# Gibson - Garrison Factory



## GuitarsCanada (Dec 30, 2005)

While shopping around for an acoustic for my buddies son, I stumbled across a used Gibson cutaway with Fishman electronics and it was made in Canada. I did some searching and apparently Gibson purchased the Garrison guitar works in NL. I guess I must have missed this as it was back in 2008. Someone may have mentioned it here but it was news to me.


----------



## Destropiate (Jan 17, 2007)

News to me too. I wish that had something more to contribute....so does it say Gibson USA on it or Gibson Canada? lol


----------



## rollingdam (May 11, 2006)

Gibson built some bolt on neck acoustics and then shut the place down.


----------



## GuitarsCanada (Dec 30, 2005)

rollingdam said:


> Gibson built some bolt on neck acoustics and then shut the place down.

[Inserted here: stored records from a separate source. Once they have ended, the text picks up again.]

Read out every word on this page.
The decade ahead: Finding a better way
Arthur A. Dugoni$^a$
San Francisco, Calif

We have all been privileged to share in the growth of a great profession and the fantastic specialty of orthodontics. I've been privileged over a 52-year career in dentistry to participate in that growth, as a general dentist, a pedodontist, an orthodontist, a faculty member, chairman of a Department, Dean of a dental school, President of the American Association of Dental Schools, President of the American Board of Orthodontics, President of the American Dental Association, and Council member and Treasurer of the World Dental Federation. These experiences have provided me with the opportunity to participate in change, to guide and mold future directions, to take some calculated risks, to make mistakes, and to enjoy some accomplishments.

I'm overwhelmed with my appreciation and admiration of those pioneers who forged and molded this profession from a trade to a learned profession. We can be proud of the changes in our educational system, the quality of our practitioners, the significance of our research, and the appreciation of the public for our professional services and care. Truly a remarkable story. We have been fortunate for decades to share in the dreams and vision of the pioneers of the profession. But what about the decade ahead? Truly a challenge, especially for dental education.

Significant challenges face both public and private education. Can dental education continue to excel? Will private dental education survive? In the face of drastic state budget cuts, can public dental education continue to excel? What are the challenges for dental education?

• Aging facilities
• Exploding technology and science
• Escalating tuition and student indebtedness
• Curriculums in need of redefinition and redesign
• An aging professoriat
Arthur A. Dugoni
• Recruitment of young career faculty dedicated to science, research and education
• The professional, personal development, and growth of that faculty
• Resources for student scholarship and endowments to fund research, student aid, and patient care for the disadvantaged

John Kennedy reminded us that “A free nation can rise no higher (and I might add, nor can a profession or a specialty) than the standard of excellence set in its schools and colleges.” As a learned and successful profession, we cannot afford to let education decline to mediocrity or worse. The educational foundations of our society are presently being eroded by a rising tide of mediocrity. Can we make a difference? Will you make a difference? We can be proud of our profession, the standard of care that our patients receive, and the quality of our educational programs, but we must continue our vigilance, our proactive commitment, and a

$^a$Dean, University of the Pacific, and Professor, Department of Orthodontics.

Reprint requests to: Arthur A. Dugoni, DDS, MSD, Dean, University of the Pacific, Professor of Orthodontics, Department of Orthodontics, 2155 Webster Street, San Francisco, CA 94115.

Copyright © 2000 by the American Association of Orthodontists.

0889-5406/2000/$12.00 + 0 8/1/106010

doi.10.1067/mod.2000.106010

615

Not the one I was holding. It looked to be very well made. Below is a link to the Gibson page with these models

Gibson Acoustic


----------



## bagpipe (Sep 19, 2006)

They have a bunch of Garrisons hanging up at a local guitar store. I've tried a few, but they've never struck me as anything special:

Fleet Pro Sound & Lighting


----------



## Robert1950 (Jan 21, 2006)

Apparently Gibson was interested only in the patented bracing technology.


----------



## Morkolo (Dec 9, 2010)

Garrison made some really nice guitars, just never the sound I wanted. I could only imagine the Gibson models being nothing less than top notch quality.


----------



## Ship of fools (Nov 17, 2007)

They did buy it and shortly after I am pretty sure they closed the factory up and now it sit empty. The Gibsons they made there did not get the support from the Canadain market like they were hoping and the few they sent state side were not well recieved either, they had complaints of the sloppy workmanship ( glue showing and such ). So as I mentioned I am ( not completely ) pretty sure that they closed up and went back home. Oh and also with that came the tax cuts they recieved from the province and federal government ( left over from the Garrison days ) and as mentioned they also had an agreement that the previous owners not set up shop else were or use the old patent they had for the Garrisons.Ship


----------



## pattste (Dec 30, 2007)

I have played a couple of Canadian-made Gibsons at Steve's in Montreal last year. I assume they were made at the Garrison plant. They were absolutely nothing like the Montana-made Gibsons. I would say they were similar in quality to an Epiphone and twice the price. I can easily see why the market did not receive them well. I have to say that I was quite disappointed as I usually like Gibson acoustics (I own a Custom Shop model that is easily the best acoustic guitar that I have ever played). I have never played a Garrison-branded guitar that I remember so I cannot compare.


----------



## Morkolo (Dec 9, 2010)

I'm surprised to say the least, the high end Garrison's I tried out were top notch, mind you they were Garrison and not Gibson. The fit and finish was equal to that of a Taylor they just never had the sound I wanted.


----------



## D Clarke (Feb 21, 2011)

i remember when it happened, i applied for a job there (when it was garrison), but got no reply.


----------



## Furtz (Nov 27, 2010)

Garrison was making some pretty decent guitars at fair prices. They were starting to take off, and Gibson didn't like that.
Solution: Buy them, and shut them down.


----------



## mhammer (Nov 30, 2007)

These things always remind me of that Simpsons episode when Homer starts up a small dot-com that Microsoft takes an interest in. Homer is all giddy at the thought that Microsoft wants to make him a luscious offer. Bill Gates arrives with his henchmen and declares "Buy him out, boys!", whereupon they begin to just trash the place, mob-style. While Homer is standing there wondering what in tarnation is going on, Gates turns to him and says something like "Well you didn't think I got this rich making big payouts, did you?".


----------



## Traivs (Aug 13, 2010)

A buddy of mine had a Garrison 12-string. I rather liked it. comfy to play, and it had a really nice sound. Not sure what to compare it to...


----------



## Bevo (Nov 24, 2006)

Kinda makes you wonder what else is happening in big guitar land eh!
End of the day the suites have to make money no matter what cost....to bad


----------



## Lance Romance (Jun 4, 2009)

These were not Gibsons best work. We got a bunch of them at the store I used to work at, and the quality was all over the place. We sent lots of them back.
I think you can do a lot better.


----------



## b-nads (Apr 9, 2010)

I tried both the Garrison Gibsons and many of the Garrison line. In all honesty, I found nothing inspiring about either.


----------



## Ti-Ron (Mar 21, 2007)

I have one I bought from libtech and the craftmanship and finish are really great. Couldn't complain!
Nice guitar with a really nice sound.
Like verything else, you have to search to find the one!


----------